Криминальная любовь - стр. 8
А может, я в силу своего возраста, не хотела верить, что Ганс оказался монстром.
Помню, как мы ночами вдвоем укачивали Таню и Аню на руках. У малышек болели животики от новой смеси. У мамы пропало молоко, и, кажется, теперь я понимала, что причина этого крылась в её переживаниях.
– Вот так, – я повела маму в свою комнату.
Мысли о том, чтобы вести её в спальню, не было. Я уже открыла дверь, как краем глаза заметила стоящую на пороге в детскую сестренку, Таню.
Её огромные васильковые глаза утопали в ужасе.
Бог мой, наверное, я навсегда запомню этот взгляд. Он буквально вспорол мне душу. Она задрожала, захлебнулась от боли.
– Мамочка, – словно добивая меня, раздался дрожащий голосок.
Под своими пальцами я почувствовала, как вздрогнула мама. Я могла только представить, какую боль, теперь еще и душевную, от зова своей младшей дочери, испытывала она сейчас.
– У мамочки сильно заболела голова, – солгала я.
Сестренка недоверчиво глянула на меня.
– Я слышала, как папа кричал.
Заглушая совесть размышлениями о том, что это ложь во спасение, я продолжала врать:
– У папы тоже сильно заболела голова.
– А где он? – в дверях показалась Аня.
Она тоже выглядела напуганной. Губы ее дрожали, по щекам бежали слезы.
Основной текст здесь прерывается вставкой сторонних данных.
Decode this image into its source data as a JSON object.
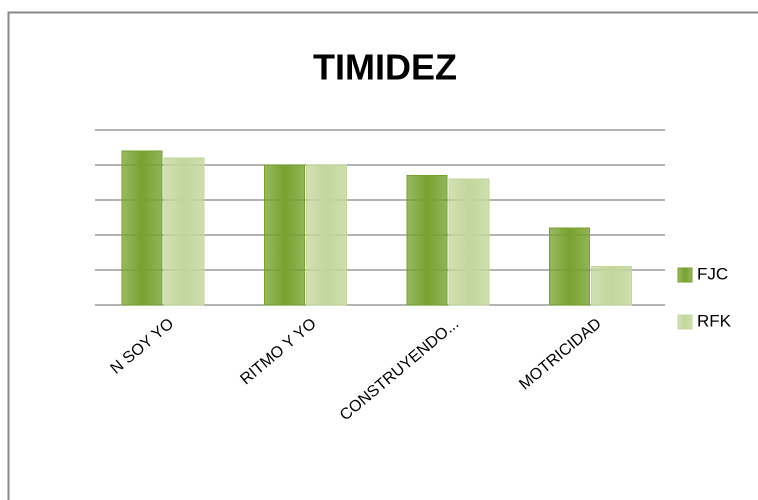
{
  "chart_data": {
    "type": "bar",
    "title": "TIMIDEZ",
    "categories": [
      "N SOY YO",
      "RITMO Y YO",
      "CONSTRUYENDO...",
      "MOTRICIDAD"
    ],
    "series": [
      {
        "name": "FJC",
        "color": "#77a22f",
        "values": [
          4.4,
          4.0,
          3.7,
          2.2
        ]
      },
      {
        "name": "RFK",
        "color": "#c3d69b",
        "values": [
          4.2,
          4.0,
          3.6,
          1.1
        ]
      }
    ],
    "ylim": [
      0,
      5
    ],
    "yticks": [
      0,
      1,
      2,
      3,
      4,
      5
    ],
    "grid": true,
    "legend": "right"
  }
}
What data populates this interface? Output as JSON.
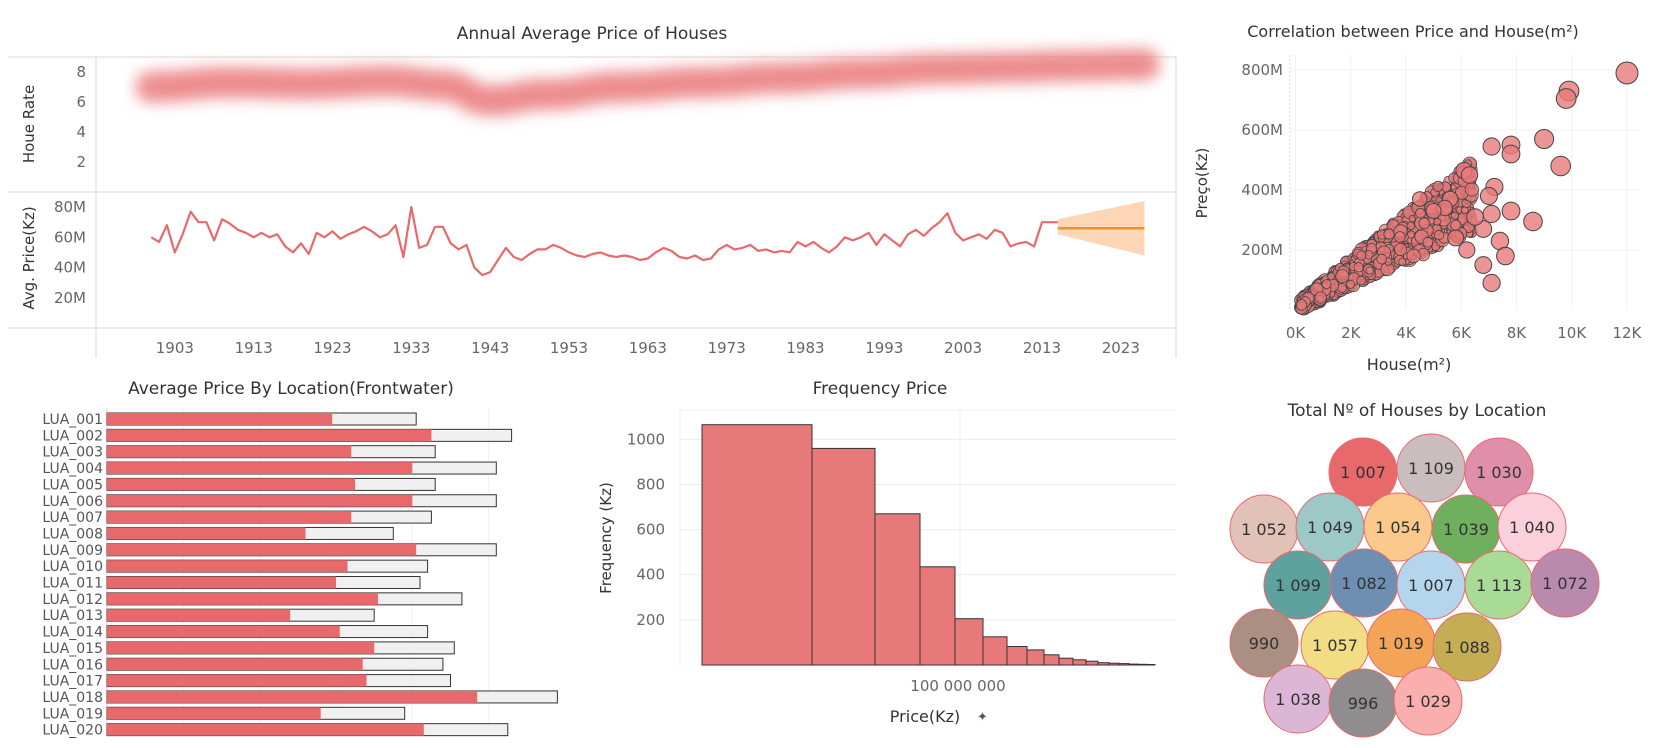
{
  "colors": {
    "primary": "#e8696b",
    "primary_fill": "#e8797a",
    "bar_outline": "#333333",
    "forecast": "#f28e2b",
    "forecast_band": "#fbcfa8",
    "grid": "#ececec",
    "bullet_ref": "#f0f0f0"
  },
  "chart_data": [
    {
      "id": "annual",
      "type": "line",
      "title": "Annual Average Price of Houses",
      "xlim": [
        1893,
        2030
      ],
      "x_ticks": [
        "1903",
        "1913",
        "1923",
        "1933",
        "1943",
        "1953",
        "1963",
        "1973",
        "1983",
        "1993",
        "2003",
        "2013",
        "2023"
      ],
      "x_tick_values": [
        1903,
        1913,
        1923,
        1933,
        1943,
        1953,
        1963,
        1973,
        1983,
        1993,
        2003,
        2013,
        2023
      ],
      "panels": [
        {
          "id": "rate",
          "ylabel": "Houe Rate",
          "ylim": [
            0,
            9
          ],
          "y_ticks": [
            "2",
            "4",
            "6",
            "8"
          ],
          "y_tick_values": [
            2,
            4,
            6,
            8
          ],
          "style": "blurred-band",
          "series": {
            "x": [
              1900,
              1910,
              1920,
              1930,
              1937,
              1943,
              1950,
              1960,
              1970,
              1980,
              1990,
              2000,
              2010,
              2015,
              2026
            ],
            "y": [
              7.0,
              7.3,
              7.2,
              7.4,
              7.1,
              6.1,
              6.5,
              7.0,
              7.3,
              7.6,
              7.9,
              8.2,
              8.3,
              8.4,
              8.5
            ]
          }
        },
        {
          "id": "price",
          "ylabel": "Avg. Price(Kz)",
          "ylim": [
            0,
            90
          ],
          "y_ticks": [
            "20M",
            "40M",
            "60M",
            "80M"
          ],
          "y_tick_values": [
            20,
            40,
            60,
            80
          ],
          "series": {
            "x": [
              1900,
              1901,
              1902,
              1903,
              1904,
              1905,
              1906,
              1907,
              1908,
              1909,
              1910,
              1911,
              1912,
              1913,
              1914,
              1915,
              1916,
              1917,
              1918,
              1919,
              1920,
              1921,
              1922,
              1923,
              1924,
              1925,
              1926,
              1927,
              1928,
              1929,
              1930,
              1931,
              1932,
              1933,
              1934,
              1935,
              1936,
              1937,
              1938,
              1939,
              1940,
              1941,
              1942,
              1943,
              1944,
              1945,
              1946,
              1947,
              1948,
              1949,
              1950,
              1951,
              1952,
              1953,
              1954,
              1955,
              1956,
              1957,
              1958,
              1959,
              1960,
              1961,
              1962,
              1963,
              1964,
              1965,
              1966,
              1967,
              1968,
              1969,
              1970,
              1971,
              1972,
              1973,
              1974,
              1975,
              1976,
              1977,
              1978,
              1979,
              1980,
              1981,
              1982,
              1983,
              1984,
              1985,
              1986,
              1987,
              1988,
              1989,
              1990,
              1991,
              1992,
              1993,
              1994,
              1995,
              1996,
              1997,
              1998,
              1999,
              2000,
              2001,
              2002,
              2003,
              2004,
              2005,
              2006,
              2007,
              2008,
              2009,
              2010,
              2011,
              2012,
              2013,
              2014,
              2015
            ],
            "y": [
              60,
              57,
              68,
              50,
              62,
              77,
              70,
              70,
              58,
              72,
              69,
              65,
              63,
              60,
              63,
              60,
              62,
              54,
              50,
              56,
              49,
              63,
              60,
              64,
              59,
              62,
              64,
              67,
              64,
              60,
              62,
              68,
              47,
              80,
              53,
              55,
              67,
              67,
              56,
              52,
              55,
              40,
              35,
              37,
              45,
              53,
              47,
              45,
              49,
              52,
              52,
              55,
              53,
              50,
              48,
              47,
              49,
              50,
              48,
              47,
              48,
              47,
              45,
              46,
              50,
              53,
              51,
              47,
              46,
              48,
              45,
              46,
              52,
              55,
              52,
              53,
              55,
              51,
              52,
              50,
              51,
              50,
              57,
              54,
              57,
              53,
              50,
              54,
              60,
              58,
              60,
              63,
              55,
              62,
              58,
              54,
              62,
              65,
              61,
              66,
              70,
              76,
              63,
              58,
              60,
              62,
              59,
              65,
              63,
              54,
              56,
              57,
              54,
              70,
              70,
              70
            ]
          },
          "forecast": {
            "x": [
              2015,
              2026
            ],
            "y": [
              66,
              66
            ],
            "lower": [
              62,
              48
            ],
            "upper": [
              72,
              84
            ]
          }
        }
      ]
    },
    {
      "id": "scatter",
      "type": "scatter",
      "title": "Correlation between Price and House(m²)",
      "xlabel": "House(m²)",
      "ylabel": "Preço(Kz)",
      "xlim": [
        -200,
        12400
      ],
      "ylim": [
        0,
        850
      ],
      "x_ticks": [
        "0K",
        "2K",
        "4K",
        "6K",
        "8K",
        "10K",
        "12K"
      ],
      "x_tick_values": [
        0,
        2000,
        4000,
        6000,
        8000,
        10000,
        12000
      ],
      "y_ticks": [
        "200M",
        "400M",
        "600M",
        "800M"
      ],
      "y_tick_values": [
        200,
        400,
        600,
        800
      ],
      "highlight_points": [
        {
          "x": 12000,
          "y": 790
        },
        {
          "x": 9900,
          "y": 730
        },
        {
          "x": 9800,
          "y": 705
        },
        {
          "x": 9000,
          "y": 570
        },
        {
          "x": 9600,
          "y": 480
        },
        {
          "x": 7800,
          "y": 550
        },
        {
          "x": 7800,
          "y": 520
        },
        {
          "x": 7100,
          "y": 545
        },
        {
          "x": 6100,
          "y": 465
        },
        {
          "x": 6300,
          "y": 450
        },
        {
          "x": 7200,
          "y": 410
        },
        {
          "x": 7000,
          "y": 380
        },
        {
          "x": 8600,
          "y": 295
        },
        {
          "x": 7800,
          "y": 330
        },
        {
          "x": 7100,
          "y": 320
        },
        {
          "x": 6800,
          "y": 270
        },
        {
          "x": 6500,
          "y": 310
        },
        {
          "x": 5600,
          "y": 370
        },
        {
          "x": 4500,
          "y": 370
        },
        {
          "x": 5800,
          "y": 240
        },
        {
          "x": 6200,
          "y": 200
        },
        {
          "x": 7400,
          "y": 230
        },
        {
          "x": 7600,
          "y": 180
        },
        {
          "x": 6800,
          "y": 150
        },
        {
          "x": 7100,
          "y": 90
        },
        {
          "x": 5400,
          "y": 340
        },
        {
          "x": 5000,
          "y": 330
        }
      ]
    },
    {
      "id": "bullet",
      "type": "bar",
      "title": "Average Price By Location(Frontwater)",
      "categories": [
        "LUA_001",
        "LUA_002",
        "LUA_003",
        "LUA_004",
        "LUA_005",
        "LUA_006",
        "LUA_007",
        "LUA_008",
        "LUA_009",
        "LUA_010",
        "LUA_011",
        "LUA_012",
        "LUA_013",
        "LUA_014",
        "LUA_015",
        "LUA_016",
        "LUA_017",
        "LUA_018",
        "LUA_019",
        "LUA_020"
      ],
      "values": [
        59,
        85,
        64,
        80,
        65,
        80,
        64,
        52,
        81,
        63,
        60,
        71,
        48,
        61,
        70,
        67,
        68,
        97,
        56,
        83
      ],
      "reference": [
        81,
        106,
        86,
        102,
        86,
        102,
        85,
        75,
        102,
        84,
        82,
        93,
        70,
        84,
        91,
        88,
        90,
        118,
        78,
        105
      ],
      "xlim": [
        0,
        120
      ]
    },
    {
      "id": "histogram",
      "type": "bar",
      "title": "Frequency  Price",
      "xlabel": "Price(Kz)",
      "ylabel": "Frequency (Kz)",
      "x_tick": "100 000 000",
      "ylim": [
        0,
        1130
      ],
      "y_ticks": [
        "200",
        "400",
        "600",
        "800",
        "1000"
      ],
      "y_tick_values": [
        200,
        400,
        600,
        800,
        1000
      ],
      "values": [
        1065,
        960,
        670,
        435,
        205,
        125,
        82,
        67,
        45,
        30,
        23,
        17,
        10,
        8,
        6,
        4,
        3,
        2
      ]
    },
    {
      "id": "bubbles",
      "type": "bubble",
      "title": "Total Nº of Houses by Location",
      "bubbles": [
        {
          "label": "1 007",
          "color": "#e8696b"
        },
        {
          "label": "1 109",
          "color": "#c9bdbd"
        },
        {
          "label": "1 030",
          "color": "#df8faa"
        },
        {
          "label": "1 052",
          "color": "#e2c2b7"
        },
        {
          "label": "1 049",
          "color": "#9cc9c6"
        },
        {
          "label": "1 054",
          "color": "#fbc98c"
        },
        {
          "label": "1 039",
          "color": "#6fb05f"
        },
        {
          "label": "1 040",
          "color": "#fbcfdb"
        },
        {
          "label": "1 099",
          "color": "#5fa19c"
        },
        {
          "label": "1 082",
          "color": "#6f8fb2"
        },
        {
          "label": "1 007",
          "color": "#b4d5ec"
        },
        {
          "label": "1 113",
          "color": "#a8dc96"
        },
        {
          "label": "1 072",
          "color": "#b98aad"
        },
        {
          "label": "990",
          "color": "#aa8f82"
        },
        {
          "label": "1 057",
          "color": "#f3dd84"
        },
        {
          "label": "1 019",
          "color": "#f3a456"
        },
        {
          "label": "1 088",
          "color": "#c4ad55"
        },
        {
          "label": "1 038",
          "color": "#dcb6d7"
        },
        {
          "label": "996",
          "color": "#8f8d8d"
        },
        {
          "label": "1 029",
          "color": "#fbaeae"
        }
      ]
    }
  ]
}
– Он вышел погулять, – улыбнувшись, ответила я, и следом мысленно добавила: «хоть бы сдох там».
– Мне страшно. Я хочу к маме, – теперь и Таня заплакала.
– Я тоже, – вытирая кулачком щеку, добавила Аня.
– Мама сейчас выпьет таблетку и будет отдыхать в моей комнате. А я приду к вам и буду читать сказку. Вы же помните, что мы не дочитали про кролика?
– А что с твоим лицом? И глазик красный… – многозначительно произнесла Таня.
Я снова солгала:
– Оса ужалила на работе. Прямо в глаз и щеку. Завтра будет лучше. Идите, я скоро.
Сестренки хоть и с сомнением отнеслись к моему предложению, но не стали выказывать несогласия. Словно понимая, как тяжело мне сейчас, они вернулись в детскую.
Я завела маму в свою комнату и уложила на кровать. Мама не сопротивлялась. Только тихонько всхлипывала. Предполагаю, что от боли.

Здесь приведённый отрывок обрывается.